This post was written by Chris Copeland and published in MediaPost’s Search Insider, Friday, December 19, 2008.
Andy Warhol once said, “In the future, everyone will be world-famous for fifteen minutes.” More recently, rapper Eminem asked if you had one shot, one moment to seize everything you wanted, would you capture it or let it slip away?
A recent meeting I had with Yahoo brought both of these quotes to mind. A Yahoo product rep told our group that the average search session lasts 15 minutes. That includes the back and forth between clicks and all queries in a given session. A week later, I polled a room of savvy client-side marketers on this issue, and the responses I got ranged from 15 seconds to 3 minutes. It wasn’t until guesses were exhausted that someone finally came onto the exceedingly high time expenditure.
This led me to ask the question: If you were willing to spend 15 minutes searching for something, is the current model of back and forth and refinement the best bet for the future? My personal sense is no, but then, the question becomes: What is?
Let’s begin by exploring what search today does well — immediacy — and what it does reasonably well: organization based on relevancy. Clearly that is an oversimplification, but these are at or near the top of the list.

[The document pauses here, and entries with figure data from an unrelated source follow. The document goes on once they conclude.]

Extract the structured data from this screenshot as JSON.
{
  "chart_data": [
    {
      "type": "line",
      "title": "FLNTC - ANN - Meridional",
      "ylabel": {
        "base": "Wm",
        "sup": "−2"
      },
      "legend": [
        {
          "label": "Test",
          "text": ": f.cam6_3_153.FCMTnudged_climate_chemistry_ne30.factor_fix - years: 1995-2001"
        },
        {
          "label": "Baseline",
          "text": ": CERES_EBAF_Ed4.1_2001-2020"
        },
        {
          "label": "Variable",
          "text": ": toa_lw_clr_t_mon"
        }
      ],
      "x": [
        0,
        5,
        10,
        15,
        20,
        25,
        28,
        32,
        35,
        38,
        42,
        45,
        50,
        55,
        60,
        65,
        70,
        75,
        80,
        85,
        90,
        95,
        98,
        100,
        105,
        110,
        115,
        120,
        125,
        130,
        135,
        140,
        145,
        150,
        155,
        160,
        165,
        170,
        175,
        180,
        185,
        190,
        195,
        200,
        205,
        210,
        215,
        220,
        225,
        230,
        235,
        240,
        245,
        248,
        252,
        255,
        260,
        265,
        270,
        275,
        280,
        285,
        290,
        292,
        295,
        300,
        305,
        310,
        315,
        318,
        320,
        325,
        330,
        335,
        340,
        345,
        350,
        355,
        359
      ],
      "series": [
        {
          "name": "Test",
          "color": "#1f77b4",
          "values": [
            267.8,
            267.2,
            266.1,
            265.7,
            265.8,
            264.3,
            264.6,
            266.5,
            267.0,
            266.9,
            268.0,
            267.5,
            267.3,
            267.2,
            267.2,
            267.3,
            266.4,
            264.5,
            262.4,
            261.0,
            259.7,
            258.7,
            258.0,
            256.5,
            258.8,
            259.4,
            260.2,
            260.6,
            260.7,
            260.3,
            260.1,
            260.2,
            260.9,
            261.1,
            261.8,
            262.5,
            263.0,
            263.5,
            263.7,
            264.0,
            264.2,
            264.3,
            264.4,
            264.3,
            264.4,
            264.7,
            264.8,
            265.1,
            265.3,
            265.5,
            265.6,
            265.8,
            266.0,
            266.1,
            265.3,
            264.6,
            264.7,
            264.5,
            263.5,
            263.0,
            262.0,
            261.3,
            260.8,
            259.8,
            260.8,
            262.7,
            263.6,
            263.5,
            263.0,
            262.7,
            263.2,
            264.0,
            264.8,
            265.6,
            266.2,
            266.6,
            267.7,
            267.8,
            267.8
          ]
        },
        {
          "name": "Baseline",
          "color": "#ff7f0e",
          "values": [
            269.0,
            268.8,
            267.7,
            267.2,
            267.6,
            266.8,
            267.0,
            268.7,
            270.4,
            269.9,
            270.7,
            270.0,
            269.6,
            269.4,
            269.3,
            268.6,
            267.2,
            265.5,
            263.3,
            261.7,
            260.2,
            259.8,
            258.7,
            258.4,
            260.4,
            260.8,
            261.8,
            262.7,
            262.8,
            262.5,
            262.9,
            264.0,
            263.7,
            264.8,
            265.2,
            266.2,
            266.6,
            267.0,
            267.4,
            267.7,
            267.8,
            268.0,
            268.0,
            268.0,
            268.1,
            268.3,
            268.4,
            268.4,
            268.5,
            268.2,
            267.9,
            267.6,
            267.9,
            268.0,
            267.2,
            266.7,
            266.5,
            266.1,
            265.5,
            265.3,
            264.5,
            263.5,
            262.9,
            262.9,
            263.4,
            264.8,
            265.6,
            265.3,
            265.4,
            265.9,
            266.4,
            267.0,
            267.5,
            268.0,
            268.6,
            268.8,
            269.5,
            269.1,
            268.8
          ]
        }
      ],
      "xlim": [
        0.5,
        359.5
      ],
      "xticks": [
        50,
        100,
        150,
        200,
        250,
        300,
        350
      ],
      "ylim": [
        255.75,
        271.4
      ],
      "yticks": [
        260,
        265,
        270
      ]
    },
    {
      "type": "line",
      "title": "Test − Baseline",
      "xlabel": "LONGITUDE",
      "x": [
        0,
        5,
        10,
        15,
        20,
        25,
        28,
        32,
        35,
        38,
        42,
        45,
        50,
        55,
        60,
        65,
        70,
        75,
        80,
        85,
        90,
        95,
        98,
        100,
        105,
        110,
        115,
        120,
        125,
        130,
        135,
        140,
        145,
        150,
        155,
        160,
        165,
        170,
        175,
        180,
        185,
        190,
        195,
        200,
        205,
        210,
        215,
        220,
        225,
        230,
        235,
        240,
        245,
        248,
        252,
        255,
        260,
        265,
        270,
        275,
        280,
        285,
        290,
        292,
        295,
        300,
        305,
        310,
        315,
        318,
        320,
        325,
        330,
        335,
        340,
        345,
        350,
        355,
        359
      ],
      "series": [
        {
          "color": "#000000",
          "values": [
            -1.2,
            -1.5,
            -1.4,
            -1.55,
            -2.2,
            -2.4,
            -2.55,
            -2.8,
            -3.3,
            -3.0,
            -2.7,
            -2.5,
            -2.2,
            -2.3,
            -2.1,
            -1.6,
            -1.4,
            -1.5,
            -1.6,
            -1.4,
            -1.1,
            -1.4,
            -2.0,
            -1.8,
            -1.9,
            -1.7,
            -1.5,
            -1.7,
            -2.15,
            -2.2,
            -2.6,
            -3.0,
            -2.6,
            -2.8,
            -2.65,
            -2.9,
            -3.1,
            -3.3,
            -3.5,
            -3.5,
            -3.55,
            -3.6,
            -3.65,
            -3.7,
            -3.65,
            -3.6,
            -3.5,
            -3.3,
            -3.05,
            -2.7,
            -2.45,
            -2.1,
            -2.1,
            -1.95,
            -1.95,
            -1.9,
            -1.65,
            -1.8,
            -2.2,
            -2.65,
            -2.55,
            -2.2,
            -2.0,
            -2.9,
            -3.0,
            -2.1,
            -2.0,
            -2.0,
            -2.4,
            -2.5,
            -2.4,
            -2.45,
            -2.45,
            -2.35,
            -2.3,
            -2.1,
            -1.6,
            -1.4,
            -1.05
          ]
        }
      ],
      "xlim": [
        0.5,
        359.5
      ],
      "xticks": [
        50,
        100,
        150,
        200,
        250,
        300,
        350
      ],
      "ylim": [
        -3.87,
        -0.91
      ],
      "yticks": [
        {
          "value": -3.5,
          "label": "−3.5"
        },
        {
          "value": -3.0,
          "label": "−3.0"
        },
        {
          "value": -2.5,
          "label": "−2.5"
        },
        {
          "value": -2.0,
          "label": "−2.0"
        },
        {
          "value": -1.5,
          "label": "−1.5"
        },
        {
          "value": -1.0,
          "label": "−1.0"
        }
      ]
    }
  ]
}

Of all that the search experience provides, encyclopedic knowledge and its organization by any set of guidelines is a massive shift in how the general public finds and is exposed to information. The fact someone can go from zero to being conversant on any topic with the help of Google should not be understated in the value equation. People expect Google to find them the best deals, the most insightful data, and generally create order in their otherwise chaotic world of searching for answers.
But it’s the setting of order — and on whose terms — that may cause a seismic shift in what types of platforms will deliver the intersection of content and intent. Today, the single largest arbiter of relevance is Google, period. This is a company that had moved forward with open as its mantra in social and mobile, and remains completely closed in another area: its search engine. Given this is the secret sauce that makes Google what it is, this is understandable. But it presents challenges for a society becoming more intelligent about the Internet and the social nature of the Web. Last month I discussed GoogleWiki, which begins to alter, in a very small way, the open nature of Google rankings, but this is a far cry from where a personalized search results page could get to very quickly.